Housing minister Chris Pincher has now been named in media investigations into allegations concerning his political boss, Robert Jenrick, and the involvement of a lobbying company.
Jenrick is Housing Secretary - the senior of the two housing positions, which entitles him to a seat in the Cabinet - but he has in recent weeks been the subject of media probes into a controversial planning decision which he has now accepted as being illegal and showing bias.
Jenrick and former newspaper magnate Richard Desmond sat on the same table at a Tory fundraising dinner in November last year; some eight weeks later, Jenrick approved a plan put forward by Desmond to build 1,524 homes on an east London site, Westferry Printworks - despite the independent Planning Inspectorate recommending that the application be rejected.
Shortly afterwards, Desmond made a financial contribution to the Conservative Party.

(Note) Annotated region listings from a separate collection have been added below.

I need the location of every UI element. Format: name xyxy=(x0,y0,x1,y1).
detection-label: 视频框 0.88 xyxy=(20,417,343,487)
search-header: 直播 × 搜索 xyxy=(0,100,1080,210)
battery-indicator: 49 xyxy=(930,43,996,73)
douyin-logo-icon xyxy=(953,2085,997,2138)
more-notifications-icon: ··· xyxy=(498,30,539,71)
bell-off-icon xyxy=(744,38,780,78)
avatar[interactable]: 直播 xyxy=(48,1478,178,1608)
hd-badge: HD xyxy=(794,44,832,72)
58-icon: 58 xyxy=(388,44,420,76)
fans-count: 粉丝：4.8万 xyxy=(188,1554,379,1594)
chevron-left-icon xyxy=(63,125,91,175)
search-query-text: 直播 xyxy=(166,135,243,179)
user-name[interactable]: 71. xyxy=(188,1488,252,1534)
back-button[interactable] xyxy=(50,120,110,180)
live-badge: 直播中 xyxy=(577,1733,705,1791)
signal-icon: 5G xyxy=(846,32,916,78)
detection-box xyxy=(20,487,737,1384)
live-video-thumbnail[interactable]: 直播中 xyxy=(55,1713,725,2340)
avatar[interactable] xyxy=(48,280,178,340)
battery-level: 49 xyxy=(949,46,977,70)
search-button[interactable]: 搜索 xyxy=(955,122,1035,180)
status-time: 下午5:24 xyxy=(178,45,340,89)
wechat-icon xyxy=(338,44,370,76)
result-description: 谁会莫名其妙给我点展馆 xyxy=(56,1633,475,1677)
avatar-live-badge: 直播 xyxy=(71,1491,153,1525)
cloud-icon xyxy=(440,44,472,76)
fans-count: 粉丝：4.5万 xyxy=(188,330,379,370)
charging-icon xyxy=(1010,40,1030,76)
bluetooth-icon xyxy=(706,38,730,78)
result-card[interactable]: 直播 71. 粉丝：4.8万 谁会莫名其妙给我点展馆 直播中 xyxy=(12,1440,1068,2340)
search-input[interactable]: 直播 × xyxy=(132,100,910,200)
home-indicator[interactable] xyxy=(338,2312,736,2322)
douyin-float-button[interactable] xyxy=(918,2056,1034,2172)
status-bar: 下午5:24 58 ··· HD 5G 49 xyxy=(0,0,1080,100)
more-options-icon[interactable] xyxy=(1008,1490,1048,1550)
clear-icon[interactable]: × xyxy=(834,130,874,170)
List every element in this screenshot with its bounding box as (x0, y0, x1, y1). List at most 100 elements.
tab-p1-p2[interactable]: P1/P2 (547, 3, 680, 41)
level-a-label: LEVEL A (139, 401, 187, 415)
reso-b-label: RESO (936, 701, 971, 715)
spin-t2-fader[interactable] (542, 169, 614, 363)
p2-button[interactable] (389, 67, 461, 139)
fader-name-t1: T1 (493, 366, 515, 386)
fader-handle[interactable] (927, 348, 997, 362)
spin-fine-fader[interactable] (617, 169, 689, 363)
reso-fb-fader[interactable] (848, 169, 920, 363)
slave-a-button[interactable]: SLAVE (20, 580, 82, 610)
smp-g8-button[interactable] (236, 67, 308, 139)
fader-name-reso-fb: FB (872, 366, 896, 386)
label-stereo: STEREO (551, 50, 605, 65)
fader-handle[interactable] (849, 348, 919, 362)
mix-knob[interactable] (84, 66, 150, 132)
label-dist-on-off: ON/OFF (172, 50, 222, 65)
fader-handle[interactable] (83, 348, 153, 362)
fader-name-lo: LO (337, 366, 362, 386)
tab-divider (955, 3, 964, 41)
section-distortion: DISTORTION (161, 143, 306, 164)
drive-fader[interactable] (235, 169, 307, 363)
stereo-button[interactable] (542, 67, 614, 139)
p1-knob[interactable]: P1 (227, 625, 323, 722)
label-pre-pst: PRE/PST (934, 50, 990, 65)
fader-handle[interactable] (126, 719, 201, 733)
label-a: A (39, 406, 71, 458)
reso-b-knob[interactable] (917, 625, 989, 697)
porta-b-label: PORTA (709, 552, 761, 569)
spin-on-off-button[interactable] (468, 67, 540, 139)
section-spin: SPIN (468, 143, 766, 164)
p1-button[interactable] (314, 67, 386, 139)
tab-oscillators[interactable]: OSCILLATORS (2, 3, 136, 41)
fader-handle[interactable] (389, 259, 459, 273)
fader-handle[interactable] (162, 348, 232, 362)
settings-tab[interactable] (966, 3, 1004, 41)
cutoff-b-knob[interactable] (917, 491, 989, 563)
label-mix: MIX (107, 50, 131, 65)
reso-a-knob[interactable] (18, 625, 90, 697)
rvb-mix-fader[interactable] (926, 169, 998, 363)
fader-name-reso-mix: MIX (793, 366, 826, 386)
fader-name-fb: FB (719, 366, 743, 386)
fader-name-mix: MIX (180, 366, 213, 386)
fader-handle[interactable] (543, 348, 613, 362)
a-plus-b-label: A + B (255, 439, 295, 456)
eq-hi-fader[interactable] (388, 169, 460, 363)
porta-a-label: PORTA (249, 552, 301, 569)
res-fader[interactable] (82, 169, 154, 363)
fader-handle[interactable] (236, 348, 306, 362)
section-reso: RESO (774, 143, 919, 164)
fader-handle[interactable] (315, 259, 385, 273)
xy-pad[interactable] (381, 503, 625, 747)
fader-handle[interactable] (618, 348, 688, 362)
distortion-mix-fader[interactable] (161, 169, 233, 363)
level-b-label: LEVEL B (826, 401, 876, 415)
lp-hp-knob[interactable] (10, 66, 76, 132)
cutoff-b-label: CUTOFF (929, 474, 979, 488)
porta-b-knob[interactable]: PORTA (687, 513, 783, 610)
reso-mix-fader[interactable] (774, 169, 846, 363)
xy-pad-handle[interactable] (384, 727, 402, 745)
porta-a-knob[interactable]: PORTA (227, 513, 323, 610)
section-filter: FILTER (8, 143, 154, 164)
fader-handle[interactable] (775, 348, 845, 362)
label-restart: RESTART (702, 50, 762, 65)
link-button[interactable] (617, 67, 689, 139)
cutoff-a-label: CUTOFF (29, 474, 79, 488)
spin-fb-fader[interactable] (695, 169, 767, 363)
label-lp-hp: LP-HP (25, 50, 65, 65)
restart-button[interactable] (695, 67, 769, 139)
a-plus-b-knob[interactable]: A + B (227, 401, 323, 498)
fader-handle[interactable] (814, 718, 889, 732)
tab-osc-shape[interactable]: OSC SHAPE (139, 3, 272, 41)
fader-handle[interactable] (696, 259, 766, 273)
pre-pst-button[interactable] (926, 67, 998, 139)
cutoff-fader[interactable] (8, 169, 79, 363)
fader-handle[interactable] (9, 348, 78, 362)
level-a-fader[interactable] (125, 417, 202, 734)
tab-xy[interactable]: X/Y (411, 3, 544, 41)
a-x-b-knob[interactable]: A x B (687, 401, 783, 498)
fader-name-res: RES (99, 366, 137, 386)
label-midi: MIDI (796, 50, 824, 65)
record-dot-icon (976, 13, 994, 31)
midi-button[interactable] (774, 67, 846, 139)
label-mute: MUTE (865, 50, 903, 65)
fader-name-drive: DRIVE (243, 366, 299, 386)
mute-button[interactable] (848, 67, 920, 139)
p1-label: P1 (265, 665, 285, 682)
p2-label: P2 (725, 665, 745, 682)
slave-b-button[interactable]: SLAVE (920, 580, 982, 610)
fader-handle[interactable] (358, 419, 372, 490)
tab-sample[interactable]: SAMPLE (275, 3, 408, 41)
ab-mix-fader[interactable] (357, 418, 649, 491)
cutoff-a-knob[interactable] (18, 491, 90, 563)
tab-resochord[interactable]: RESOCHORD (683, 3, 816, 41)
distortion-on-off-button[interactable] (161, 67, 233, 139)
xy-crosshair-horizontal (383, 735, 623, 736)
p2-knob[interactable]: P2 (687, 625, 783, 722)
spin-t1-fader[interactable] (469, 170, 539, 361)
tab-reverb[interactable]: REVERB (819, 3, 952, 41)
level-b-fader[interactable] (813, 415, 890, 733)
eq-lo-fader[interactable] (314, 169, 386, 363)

Last month - in an announcement which was made during the Dominic Cummings affair and which received little publicity at the time - Jenrick admitted acting unlawfully in the decision, following legal action initiated by the local Tower Hamlets council.
Jenrick’s January decision was made just one day before the council adopted planning rule changes which would have meant that Desmond would have had to pay between £30m and £50m more to the council.
In the latest twist over the weekend, the Mail on Sunday details Jenrick’s close links with the lobbying company Thorncliffe Communications which lists the Westferry development as one of its clients. Jenrick is alleged to have given the company a private briefing on the housing market in February this year, shortly after attempting to push through permission for the scheme.
To cap it all, the Mail on Sunday has found that the managing director of Thorncliffe, Richard Patient, boasted on Facebook that he had known housing minister Chris Pincher “for 30 years”.
Pincher last week agreed to deputise for Jenrick to answer an emergency question on the Westferry controversy in the House of Commons.
The story has now been covered by The Times, The Observer, the Daily Mail and the property trade press as well as the Mail on Sunday - you can see the most recent MoS story, from yesterday, here.
Throughout, Jenrick and the Ministry of Housing, Communities and Local Government have denied any allegations of inappropriate behaviour.